The Pipeline Skate Park was once a self-policed, family-friendly facility covered in murals with mountains and aurora borealis, but has fallen into disarray in recent years with offensive graffiti routinely spray painted on walls and floors littered with beer cans, cigarette butts and drug paraphernalia.
Officials said during a parks advisory committee meeting Tuesday night that the city-managed park has become a haven for alcohol, drug and tobacco use. Thursday, copious cigarette butts and several empty beer cans were apparent at the park, and a receipt with marijuana residue on it lay on a ramp.
"I'll tell you, it's a cesspool," Sgt. Tom Bates of the Juneau Police Department said Tuesday night. "There is a lot of stuff going on out there."
Some avid skaters say it is not their peers that are vandalizing and disrespecting the park, but loiterers that are taking advantage of an open, covered facility to hang out in the middle of the night.
Skater Logan Terry, 17, said there is alcohol and drug use going on at the park, but said skaters are there to skateboard.
"Yeah, it goes down. Like, we'll come in in the morning and there will be broken bottles and people who have, like, spilled stuff all over the ramps," he said. "Usually if a skater sees someone, like, spilling stuff or trying to vandalize stuff, we'll do something about it pretty quick."
And the graffiti recently became so bad at that officials decided it needed a facelift.
"In the last two weeks, we went in and totally whitewashed (and) cleaned it," said Brent Fisher, city facilities maintenance superintendent. "Literally within 24 hours they were in there and they painted all four walls again. We play this dance now about every two days."
The city is holding an hour-long meeting at 5 p.m. Wednesday in the downtown library's large conference room to address the skate park issues. A number of possible solutions have been suggested to move away from the "unsupervised open venue management plan," including possibly adding surveillance cameras or adding a gate to secure the facility at night.
Kristi West, manager of the Zach Gordon Youth Center, which oversees the skate park, said the facility ran smoothly for about 10 years with the help of skaters that took pride in the park and self-policed it. The number of users hasn't decreased at the facility recently, but the number of younger skaters is lower because many parents don't feel it's safe for their children to be there anymore, she said.
"We've come to the point where we really need to change what we're doing out there," West said.
Some have suggested letting the skate park be a space that allows graffiti and creativity to blossom, but Bates said that is not a good idea for the public.

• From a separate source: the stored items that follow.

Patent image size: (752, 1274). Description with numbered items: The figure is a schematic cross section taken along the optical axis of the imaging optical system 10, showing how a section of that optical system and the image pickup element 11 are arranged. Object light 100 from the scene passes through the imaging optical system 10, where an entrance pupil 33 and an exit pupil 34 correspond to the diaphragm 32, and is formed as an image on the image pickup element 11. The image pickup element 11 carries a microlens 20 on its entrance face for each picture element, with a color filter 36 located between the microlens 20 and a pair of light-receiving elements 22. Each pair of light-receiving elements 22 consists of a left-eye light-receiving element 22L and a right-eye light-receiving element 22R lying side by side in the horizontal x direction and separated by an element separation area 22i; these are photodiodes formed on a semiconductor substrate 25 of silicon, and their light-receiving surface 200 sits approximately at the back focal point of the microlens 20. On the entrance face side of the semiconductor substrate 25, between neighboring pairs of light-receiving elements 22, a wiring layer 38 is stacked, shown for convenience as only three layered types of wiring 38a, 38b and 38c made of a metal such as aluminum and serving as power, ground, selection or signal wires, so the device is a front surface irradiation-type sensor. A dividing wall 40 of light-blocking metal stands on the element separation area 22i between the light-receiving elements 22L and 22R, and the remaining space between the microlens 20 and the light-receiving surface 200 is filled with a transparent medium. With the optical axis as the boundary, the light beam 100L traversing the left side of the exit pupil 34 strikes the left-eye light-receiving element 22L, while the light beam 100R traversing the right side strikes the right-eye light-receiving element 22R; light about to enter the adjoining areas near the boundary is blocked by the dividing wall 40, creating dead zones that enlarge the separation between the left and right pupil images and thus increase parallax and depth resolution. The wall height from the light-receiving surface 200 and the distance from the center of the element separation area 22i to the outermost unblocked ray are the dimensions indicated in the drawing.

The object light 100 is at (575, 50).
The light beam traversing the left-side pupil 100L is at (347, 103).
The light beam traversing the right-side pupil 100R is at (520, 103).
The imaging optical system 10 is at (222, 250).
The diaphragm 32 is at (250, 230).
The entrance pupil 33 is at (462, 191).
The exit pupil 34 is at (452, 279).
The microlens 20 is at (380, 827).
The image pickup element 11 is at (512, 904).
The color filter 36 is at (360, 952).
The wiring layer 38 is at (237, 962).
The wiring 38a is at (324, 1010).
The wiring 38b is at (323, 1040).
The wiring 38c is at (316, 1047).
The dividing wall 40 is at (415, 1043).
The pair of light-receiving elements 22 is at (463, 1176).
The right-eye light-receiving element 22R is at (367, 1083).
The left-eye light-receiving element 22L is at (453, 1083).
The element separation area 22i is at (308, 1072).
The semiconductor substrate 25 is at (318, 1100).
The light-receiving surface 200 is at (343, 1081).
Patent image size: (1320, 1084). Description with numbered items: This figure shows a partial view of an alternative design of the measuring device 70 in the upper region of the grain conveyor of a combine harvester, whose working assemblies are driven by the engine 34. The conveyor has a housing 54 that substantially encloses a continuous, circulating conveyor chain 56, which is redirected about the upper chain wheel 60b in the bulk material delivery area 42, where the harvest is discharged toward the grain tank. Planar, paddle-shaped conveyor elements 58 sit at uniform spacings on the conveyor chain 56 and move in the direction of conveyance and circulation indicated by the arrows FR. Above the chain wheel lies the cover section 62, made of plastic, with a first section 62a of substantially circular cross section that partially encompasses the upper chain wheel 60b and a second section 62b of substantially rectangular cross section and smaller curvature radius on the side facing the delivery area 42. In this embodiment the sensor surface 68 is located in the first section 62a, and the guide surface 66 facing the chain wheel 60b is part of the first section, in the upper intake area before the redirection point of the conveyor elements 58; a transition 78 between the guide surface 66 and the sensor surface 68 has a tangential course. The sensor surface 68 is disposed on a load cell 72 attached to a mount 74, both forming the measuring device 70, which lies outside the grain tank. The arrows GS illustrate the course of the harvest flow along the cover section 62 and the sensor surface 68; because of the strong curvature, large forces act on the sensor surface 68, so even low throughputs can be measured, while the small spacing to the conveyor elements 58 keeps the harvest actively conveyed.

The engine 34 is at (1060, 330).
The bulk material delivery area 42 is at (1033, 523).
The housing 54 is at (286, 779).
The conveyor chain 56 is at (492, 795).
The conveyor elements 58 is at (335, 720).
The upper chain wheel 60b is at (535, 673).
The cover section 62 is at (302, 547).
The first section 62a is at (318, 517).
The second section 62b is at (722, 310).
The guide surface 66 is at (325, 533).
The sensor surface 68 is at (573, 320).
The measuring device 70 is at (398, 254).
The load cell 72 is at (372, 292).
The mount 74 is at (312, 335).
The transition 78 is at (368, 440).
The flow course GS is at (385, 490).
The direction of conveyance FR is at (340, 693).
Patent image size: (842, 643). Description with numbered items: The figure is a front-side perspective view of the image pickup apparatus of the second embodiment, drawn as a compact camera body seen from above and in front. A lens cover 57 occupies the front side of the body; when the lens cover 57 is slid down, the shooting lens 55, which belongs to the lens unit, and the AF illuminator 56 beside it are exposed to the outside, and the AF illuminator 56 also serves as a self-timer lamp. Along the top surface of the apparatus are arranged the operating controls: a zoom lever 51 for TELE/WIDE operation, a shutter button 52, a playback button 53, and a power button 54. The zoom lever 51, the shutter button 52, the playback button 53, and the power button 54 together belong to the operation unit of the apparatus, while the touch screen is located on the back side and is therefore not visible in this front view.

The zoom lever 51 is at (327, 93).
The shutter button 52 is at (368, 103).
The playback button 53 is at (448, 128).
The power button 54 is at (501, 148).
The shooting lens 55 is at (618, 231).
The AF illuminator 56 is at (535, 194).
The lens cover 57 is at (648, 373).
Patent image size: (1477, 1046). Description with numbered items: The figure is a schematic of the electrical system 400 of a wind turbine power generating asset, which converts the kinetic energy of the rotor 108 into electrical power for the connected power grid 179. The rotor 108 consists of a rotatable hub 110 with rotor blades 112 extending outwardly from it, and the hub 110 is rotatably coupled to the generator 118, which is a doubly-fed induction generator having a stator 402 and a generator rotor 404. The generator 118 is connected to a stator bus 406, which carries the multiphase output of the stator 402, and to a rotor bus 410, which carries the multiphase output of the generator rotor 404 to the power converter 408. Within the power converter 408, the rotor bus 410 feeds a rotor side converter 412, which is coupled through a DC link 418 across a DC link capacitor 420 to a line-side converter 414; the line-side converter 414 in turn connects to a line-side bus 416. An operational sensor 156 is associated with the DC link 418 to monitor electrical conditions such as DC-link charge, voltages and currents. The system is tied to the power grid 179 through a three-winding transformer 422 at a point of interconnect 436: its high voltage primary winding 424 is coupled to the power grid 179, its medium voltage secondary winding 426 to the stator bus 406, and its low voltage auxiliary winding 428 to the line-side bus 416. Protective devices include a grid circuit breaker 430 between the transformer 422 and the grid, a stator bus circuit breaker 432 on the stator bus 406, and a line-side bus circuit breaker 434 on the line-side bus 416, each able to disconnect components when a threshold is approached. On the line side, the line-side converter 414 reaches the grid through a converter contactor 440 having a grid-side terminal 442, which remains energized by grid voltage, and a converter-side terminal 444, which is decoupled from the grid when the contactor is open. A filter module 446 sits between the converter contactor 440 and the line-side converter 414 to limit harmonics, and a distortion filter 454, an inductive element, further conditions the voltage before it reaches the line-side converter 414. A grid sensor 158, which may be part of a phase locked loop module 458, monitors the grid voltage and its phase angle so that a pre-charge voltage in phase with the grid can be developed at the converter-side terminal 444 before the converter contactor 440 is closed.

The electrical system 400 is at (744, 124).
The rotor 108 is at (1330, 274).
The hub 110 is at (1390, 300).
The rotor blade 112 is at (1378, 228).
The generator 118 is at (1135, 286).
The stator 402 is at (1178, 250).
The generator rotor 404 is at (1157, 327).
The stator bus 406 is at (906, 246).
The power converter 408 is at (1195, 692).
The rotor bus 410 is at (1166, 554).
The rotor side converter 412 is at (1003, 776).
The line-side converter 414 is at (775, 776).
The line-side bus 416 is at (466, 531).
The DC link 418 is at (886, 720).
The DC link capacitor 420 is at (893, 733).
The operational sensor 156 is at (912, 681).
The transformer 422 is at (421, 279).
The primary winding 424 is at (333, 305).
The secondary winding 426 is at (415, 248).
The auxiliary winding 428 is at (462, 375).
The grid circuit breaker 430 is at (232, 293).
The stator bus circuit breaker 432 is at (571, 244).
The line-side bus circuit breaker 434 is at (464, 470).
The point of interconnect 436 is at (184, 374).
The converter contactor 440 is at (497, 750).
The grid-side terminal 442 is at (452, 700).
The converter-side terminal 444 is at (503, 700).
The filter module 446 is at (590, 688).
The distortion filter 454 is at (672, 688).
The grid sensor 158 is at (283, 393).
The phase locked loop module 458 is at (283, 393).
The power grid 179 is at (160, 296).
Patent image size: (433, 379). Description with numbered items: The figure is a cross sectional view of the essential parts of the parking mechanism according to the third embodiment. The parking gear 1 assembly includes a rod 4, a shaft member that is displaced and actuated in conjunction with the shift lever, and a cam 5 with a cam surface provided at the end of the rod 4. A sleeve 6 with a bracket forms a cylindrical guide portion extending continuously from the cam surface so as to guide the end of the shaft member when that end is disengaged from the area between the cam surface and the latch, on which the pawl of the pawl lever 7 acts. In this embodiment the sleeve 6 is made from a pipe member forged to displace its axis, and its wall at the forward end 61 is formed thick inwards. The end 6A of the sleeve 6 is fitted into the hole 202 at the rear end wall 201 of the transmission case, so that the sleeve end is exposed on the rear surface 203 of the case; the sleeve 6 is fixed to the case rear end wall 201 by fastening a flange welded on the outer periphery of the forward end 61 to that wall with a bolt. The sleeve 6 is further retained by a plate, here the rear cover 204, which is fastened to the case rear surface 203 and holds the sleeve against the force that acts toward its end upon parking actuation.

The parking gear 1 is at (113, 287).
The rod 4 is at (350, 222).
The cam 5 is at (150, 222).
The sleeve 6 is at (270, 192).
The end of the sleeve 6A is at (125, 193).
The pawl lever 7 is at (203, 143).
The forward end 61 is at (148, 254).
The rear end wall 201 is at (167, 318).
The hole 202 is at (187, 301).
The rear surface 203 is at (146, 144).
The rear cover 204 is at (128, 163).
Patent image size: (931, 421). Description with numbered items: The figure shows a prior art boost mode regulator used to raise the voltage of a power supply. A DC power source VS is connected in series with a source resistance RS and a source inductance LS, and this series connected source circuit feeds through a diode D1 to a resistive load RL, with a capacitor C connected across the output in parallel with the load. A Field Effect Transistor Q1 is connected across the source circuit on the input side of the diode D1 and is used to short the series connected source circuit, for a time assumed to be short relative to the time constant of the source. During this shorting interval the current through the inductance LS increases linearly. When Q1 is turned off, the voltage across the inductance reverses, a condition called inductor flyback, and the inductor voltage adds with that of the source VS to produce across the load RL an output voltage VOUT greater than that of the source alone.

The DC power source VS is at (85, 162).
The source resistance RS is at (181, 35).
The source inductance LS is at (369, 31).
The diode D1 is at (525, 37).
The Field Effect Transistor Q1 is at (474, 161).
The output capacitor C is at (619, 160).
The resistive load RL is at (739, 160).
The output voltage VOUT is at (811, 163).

"The problem is once you have one place they are doing it, they start branching out," he said. "I guarantee once they get all that done they'll start branching out from that area and start vandalizing other things."
Just painting over graffiti is not going to solve many problems at the skate park, Terry said.
"There was a bunch of painting and graffiti and stuff there that kind of gave it some flare and every time somebody puts something up they paint over it in white now so they kind of have an insane asylum skate park now," he said.
Patrick Van Pool, who has been skating for 15 years and has worked part time at the park for the past six years, said the catalyst for the decline of the park over the past three years has been a lack of resources and unfinished ramps and other park features.
"If someone was in there that was passionate about making something happen with the skate park, I mean, it's just, like, endless potential," he said. "It's really an awesome opportunity if the opportunity was given to someone who wanted to do something with it."
The park has a lot of design problems, doesn't flow well, and has some pretty basic safety issues, Van Pool said.
"That kind of makes it where kids don't want to skate there as much and then it just attracts people that loiter and then it kind of goes downhill from there," he said.
Unfortunately, Van Pool said, the time has probably come for the city to put up some kind of gate to keep people from causing trouble at the park in the middle of the night.
"I think to really make it more of a positive environment, which is kind of the ultimate goal of the facility, is I think just completing it and maybe having someone supervising on occasion and make it to where kids can't just sit there and chain smoke, drink 40s and break bottles all over the ramps," he said.